Let $M$ be a smooth manifold of dimension $n$. Let $E$ denote the bundle of germs of smooth functions on $M$. For every stalk $E_x$ we can define the ideal
$$I_x^k=\{ f \in\mathcal{C}^{\infty}(M) \vert \text{ whose derivatives of order } \leq k \text{ vanish at } x \}$$
Then we can take the quotient $E_x/I_x^k=E_x^k$ which can be identified with the set of germs modulo the equivalence relation that identifies two germs iff their Taylor polynomials coincide in the first $k$ terms.
I want to show that the bundle $E/I$ is locally trivial. I don't really know how to do this. I guess we should pick a local chart $U$, and try to show that for every $x,y \in U$ we have $E_x^k \cong E_y^k$ but I am not sure.
I tried the trivial case $M=\mathbb{R}$. In this case I identify each fiber $E_x^k$ with the vector space of polynomials of degree $\leq k$ and I think I can show that $E^k$ is a trivial bundle. Is the general proof a generalization of this idea using local charts?

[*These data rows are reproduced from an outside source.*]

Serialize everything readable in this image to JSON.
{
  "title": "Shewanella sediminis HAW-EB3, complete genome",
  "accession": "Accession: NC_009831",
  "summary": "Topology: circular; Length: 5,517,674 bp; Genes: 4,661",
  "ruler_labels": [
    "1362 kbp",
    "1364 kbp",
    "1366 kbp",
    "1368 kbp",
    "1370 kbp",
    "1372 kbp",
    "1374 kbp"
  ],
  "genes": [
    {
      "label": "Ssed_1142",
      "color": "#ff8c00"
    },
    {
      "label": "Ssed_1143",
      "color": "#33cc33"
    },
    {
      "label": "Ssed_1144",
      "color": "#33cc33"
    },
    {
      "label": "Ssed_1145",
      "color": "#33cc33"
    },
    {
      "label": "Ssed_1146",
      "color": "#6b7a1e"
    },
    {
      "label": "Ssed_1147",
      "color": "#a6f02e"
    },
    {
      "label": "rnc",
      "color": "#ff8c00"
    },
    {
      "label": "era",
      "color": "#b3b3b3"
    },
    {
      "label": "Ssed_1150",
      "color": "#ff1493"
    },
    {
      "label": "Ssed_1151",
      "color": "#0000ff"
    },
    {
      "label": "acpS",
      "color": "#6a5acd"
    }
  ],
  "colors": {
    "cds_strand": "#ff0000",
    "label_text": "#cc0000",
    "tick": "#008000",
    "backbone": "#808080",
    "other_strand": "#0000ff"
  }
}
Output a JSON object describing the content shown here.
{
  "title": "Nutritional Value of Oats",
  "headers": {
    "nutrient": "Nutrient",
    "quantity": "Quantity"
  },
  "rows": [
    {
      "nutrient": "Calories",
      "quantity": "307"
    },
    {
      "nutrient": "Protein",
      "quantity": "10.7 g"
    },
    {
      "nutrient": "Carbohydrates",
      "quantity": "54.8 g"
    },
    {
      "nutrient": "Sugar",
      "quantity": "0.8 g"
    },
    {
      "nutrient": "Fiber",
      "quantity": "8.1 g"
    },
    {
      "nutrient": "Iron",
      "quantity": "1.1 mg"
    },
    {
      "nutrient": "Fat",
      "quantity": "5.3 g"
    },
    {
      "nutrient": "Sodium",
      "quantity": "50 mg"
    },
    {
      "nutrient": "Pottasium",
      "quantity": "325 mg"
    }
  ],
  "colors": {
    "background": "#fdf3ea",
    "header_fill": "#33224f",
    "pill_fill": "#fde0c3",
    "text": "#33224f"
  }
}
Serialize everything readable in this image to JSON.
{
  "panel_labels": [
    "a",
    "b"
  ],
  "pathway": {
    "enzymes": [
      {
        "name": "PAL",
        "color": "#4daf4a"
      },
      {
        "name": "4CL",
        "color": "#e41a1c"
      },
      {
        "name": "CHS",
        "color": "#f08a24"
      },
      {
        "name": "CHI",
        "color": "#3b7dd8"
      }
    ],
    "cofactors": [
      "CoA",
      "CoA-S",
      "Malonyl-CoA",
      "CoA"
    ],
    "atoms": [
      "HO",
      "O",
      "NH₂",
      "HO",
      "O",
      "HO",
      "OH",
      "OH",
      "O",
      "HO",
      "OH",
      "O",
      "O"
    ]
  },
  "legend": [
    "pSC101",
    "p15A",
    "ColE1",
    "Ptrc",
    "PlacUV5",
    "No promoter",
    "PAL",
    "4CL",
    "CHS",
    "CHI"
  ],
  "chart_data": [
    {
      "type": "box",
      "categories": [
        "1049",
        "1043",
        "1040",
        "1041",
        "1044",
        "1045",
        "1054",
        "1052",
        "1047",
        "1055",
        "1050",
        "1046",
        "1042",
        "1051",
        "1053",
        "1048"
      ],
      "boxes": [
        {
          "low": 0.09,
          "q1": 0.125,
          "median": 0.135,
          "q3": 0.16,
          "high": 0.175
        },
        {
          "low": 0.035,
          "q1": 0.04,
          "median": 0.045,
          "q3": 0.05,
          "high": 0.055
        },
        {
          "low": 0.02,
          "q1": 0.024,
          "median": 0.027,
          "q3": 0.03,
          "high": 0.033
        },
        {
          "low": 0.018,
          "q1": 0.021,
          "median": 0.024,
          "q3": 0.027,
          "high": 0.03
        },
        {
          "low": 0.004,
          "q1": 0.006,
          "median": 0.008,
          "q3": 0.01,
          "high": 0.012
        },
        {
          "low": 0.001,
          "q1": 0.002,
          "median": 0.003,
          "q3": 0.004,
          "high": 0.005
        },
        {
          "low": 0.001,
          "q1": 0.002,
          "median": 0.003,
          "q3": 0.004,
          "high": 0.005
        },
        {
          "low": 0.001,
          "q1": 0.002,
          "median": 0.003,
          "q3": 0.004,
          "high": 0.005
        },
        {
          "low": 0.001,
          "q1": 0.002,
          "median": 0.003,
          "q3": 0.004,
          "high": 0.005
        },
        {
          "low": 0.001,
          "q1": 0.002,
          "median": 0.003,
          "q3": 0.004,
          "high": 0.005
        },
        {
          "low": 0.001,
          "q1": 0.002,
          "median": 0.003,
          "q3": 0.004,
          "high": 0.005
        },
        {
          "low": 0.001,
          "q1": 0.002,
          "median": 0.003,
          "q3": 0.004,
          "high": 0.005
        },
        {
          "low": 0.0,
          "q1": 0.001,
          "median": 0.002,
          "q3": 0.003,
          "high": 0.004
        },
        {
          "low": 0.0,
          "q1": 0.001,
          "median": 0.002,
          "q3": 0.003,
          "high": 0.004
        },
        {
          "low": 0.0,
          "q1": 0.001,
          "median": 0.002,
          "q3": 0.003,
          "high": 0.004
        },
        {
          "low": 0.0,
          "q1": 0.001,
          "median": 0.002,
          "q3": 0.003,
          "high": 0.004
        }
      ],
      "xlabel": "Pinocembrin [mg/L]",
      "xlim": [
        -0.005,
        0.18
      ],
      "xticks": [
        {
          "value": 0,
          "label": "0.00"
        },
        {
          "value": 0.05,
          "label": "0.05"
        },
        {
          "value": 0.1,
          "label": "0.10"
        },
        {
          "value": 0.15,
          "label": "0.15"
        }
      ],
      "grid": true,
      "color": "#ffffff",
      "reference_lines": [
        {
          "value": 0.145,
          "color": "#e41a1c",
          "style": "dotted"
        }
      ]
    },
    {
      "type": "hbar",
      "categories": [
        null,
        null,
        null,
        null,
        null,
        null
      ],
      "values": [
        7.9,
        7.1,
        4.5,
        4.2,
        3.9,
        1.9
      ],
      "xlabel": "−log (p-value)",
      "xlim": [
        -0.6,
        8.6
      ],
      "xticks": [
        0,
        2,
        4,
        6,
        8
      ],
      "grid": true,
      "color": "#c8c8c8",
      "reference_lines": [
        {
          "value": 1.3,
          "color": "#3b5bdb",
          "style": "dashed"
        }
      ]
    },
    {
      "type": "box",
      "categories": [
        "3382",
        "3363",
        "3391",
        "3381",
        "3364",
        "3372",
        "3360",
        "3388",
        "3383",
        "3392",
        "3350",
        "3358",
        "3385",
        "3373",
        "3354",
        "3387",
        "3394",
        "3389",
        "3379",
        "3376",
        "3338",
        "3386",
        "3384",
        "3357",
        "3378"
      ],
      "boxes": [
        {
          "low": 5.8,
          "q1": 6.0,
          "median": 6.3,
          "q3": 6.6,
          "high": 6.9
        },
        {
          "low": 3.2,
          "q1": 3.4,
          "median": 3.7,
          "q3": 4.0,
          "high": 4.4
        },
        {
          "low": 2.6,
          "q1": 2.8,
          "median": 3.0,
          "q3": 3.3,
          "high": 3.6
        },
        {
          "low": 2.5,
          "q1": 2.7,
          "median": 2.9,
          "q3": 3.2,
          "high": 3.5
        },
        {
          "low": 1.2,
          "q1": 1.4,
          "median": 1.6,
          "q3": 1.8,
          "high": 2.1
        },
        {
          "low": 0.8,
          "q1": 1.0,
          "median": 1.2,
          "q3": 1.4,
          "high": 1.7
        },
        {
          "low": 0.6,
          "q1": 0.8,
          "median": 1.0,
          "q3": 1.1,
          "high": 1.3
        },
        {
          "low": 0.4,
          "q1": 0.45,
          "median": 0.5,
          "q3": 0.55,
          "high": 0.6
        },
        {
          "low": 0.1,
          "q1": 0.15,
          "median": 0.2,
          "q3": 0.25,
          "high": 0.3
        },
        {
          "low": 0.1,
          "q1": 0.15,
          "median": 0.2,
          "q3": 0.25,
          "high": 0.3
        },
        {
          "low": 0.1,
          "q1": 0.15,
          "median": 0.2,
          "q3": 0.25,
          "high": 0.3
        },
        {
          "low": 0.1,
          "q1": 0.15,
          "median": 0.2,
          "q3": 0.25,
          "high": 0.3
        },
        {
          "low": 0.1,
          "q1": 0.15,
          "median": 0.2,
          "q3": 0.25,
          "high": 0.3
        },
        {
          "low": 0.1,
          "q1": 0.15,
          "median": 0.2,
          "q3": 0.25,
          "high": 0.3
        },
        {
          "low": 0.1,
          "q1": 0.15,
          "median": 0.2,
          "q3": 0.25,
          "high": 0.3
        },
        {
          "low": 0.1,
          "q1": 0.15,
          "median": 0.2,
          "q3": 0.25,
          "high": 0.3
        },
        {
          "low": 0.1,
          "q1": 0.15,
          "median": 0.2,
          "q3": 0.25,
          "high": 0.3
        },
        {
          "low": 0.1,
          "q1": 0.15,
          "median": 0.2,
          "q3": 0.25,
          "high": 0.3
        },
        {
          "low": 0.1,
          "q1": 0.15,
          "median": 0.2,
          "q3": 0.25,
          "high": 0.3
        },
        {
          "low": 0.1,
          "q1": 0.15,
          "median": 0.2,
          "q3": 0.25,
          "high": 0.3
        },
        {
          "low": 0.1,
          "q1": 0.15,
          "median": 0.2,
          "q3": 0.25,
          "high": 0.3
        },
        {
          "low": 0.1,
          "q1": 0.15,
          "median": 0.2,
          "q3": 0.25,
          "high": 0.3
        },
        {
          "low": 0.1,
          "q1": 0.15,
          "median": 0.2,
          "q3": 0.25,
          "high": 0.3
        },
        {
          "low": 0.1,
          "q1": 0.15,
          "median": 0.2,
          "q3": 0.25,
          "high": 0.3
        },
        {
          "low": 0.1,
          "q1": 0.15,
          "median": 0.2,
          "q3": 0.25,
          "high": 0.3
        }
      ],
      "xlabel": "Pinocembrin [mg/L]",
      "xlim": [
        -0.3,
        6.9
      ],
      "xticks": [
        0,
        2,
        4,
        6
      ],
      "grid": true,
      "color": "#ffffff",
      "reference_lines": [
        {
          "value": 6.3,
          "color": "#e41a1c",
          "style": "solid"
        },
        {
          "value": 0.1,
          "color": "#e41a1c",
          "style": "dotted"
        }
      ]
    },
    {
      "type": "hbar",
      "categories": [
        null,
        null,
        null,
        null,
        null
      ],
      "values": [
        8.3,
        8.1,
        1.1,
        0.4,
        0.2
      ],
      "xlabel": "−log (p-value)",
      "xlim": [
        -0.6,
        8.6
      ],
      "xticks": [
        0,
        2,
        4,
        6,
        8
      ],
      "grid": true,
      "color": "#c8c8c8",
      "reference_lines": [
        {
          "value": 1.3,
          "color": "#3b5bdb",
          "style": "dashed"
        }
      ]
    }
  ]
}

I assume you mean in the definition of $I^k_x$ that the derivative of order $k$ vanish at $x$.
You just need to analyze the local situation, for example, assume that $U$ is an open ball of $R^n$ containing $0$, then for every $x\in U$, you have the map $s_x:E_x\rightarrow E_0$ defined by $s_x(f)(y)=f(y+x)$ this map sends $I_x^k$ to $I_0^k$ and defines the trivialization $h:(E/I)_{\mid U}\rightarrow U\times E_0/I_0^k$ by $h(f)=(x,s_x(f))$ where $f$ is an element of the fibre of $x$.